Making the most of PNG’s business opportunities

9 May 2008

Each year, captains of industry from Australia and Papua New Guinea get together for their annual agenda setting meeting – The Australia PNG Business Forum.

The 2008 Business Forum was held in Cairns, this week, and while issues of importance to the hugely lucrative energy and resources industry were discussed, it was the small and medium sized enterprise sector that got much of the attention.

Here’s Radio Australia’s Pacific Economic and Business Reporter, Jemima Garrett.

Papua New Guinea is rich in indigenously-run micro, small and medium sized enterprises – from the betel nut sellers and PMV operators on the streets of Port Moresby, to the handicraft makers and coffee, cocoa and vegetable growers in rural areas.

Many businesses, such as tailoring, accountancy, motor mechanics and cooking, rely on the skills of their owners. Still others, such as mobile phone providers, boat operators and cleaning businesses, offer vital services.

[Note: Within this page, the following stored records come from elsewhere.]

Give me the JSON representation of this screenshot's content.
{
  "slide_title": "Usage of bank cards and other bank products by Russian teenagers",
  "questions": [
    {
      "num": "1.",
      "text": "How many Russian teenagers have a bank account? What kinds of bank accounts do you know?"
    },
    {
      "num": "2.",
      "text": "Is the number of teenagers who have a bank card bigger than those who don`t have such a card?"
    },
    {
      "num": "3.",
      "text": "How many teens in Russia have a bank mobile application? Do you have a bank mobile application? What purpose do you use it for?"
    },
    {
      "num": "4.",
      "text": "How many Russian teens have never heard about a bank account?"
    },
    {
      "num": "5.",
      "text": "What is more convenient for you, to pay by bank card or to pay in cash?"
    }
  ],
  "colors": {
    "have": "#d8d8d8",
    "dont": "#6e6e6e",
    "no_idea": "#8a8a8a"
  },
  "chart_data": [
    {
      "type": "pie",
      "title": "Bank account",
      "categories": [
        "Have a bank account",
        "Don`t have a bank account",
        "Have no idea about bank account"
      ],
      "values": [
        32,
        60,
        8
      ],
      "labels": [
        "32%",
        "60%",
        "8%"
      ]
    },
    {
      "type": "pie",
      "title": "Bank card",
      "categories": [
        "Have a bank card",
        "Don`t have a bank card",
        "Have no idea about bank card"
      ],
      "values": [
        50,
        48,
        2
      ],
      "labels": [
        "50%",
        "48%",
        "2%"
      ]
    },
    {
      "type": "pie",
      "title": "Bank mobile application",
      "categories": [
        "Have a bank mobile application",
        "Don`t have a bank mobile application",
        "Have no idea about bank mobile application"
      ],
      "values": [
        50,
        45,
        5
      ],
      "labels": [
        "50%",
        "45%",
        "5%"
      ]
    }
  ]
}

The ingenuity of Papua New Guineans is endless. The rush to be your own boss in a micro-business was seen again in the last few weeks when landowners around the landslide-affected area of the Highlands Highway quickly established a lucrative trade carrying tonnes of cargo across the damaged area. At ten dollars per ten kilo bag for the 2 kilometre trip, locals were making a up to eighty dollars a day in their short-lived venture.

While there is no shortage of ingenuity making a go of business takes more than just a good idea or a good product.

It was great to see business and government representatives at the Australia PNG business Forum in Cairns taking the issue seriously.

As the Forum’s final communiqué, said small and medium sized enterprises are the engine of jobs growth and of poverty alleviation – not just in Papua New Guinea but across the Pacific and the Developing world.

The vast majority of businesses in Papua New Guinea are micro businesses in the informal sector. Many have the potential to transform themselves into bigger operations that employ people and even export, but to do that, they must face up to the problems of becoming official.

The World Bank ranks 178 economies for the ease of starting a business – that is for the number of steps entrepreneurs can expect to have to go through to launch their business; the time it takes and the amount of capital required.

PNG ranks 76th.

If making your business official is too complicated, time consuming and expensive many people will decide it is just not worth the effort and valuable opportunities to create badly needed jobs will be lost. Once the business is established the same holds true – if finance for expansion is too hard to get, or the hassle of obtaining permits is too onerous, business will stagnate.

Improving the business environment is hard work for government; over the past few years PNG has made some big steps forward but other countries are doing the same, and because in the past year PNG did not make any improvements it has slipped down the World Bank overall Ease-of-Doing-Business rankings, from 81st in 2007 to 84th in 2008.

When it comes to credit availability and ease of obtaining licences, PNG ranks 115th and 118th.

Reforms that lower the cost of opening a business and make it simpler are clearly in everyone’s interests, and that is what the Australia PNG Business Forum is calling for. It also wants to see mentoring programs establsihed for small business people and the strengthening or organisations which assist small and medium-sized enterprises.

Women operate well over half of all businesses in the informal sector, but much fewer of them make the transition to small business. It is for this reason that The Australia PNG Business Forum is calling for special programs aimed at assisting female entrepreneurs.

With huge new gas and resources projects due to get off the ground in PNG shortly, opportunities for indigenous business are set to boom – let’s hope the business environment and support are available for Papua New Guineans to make the most of those opportunities.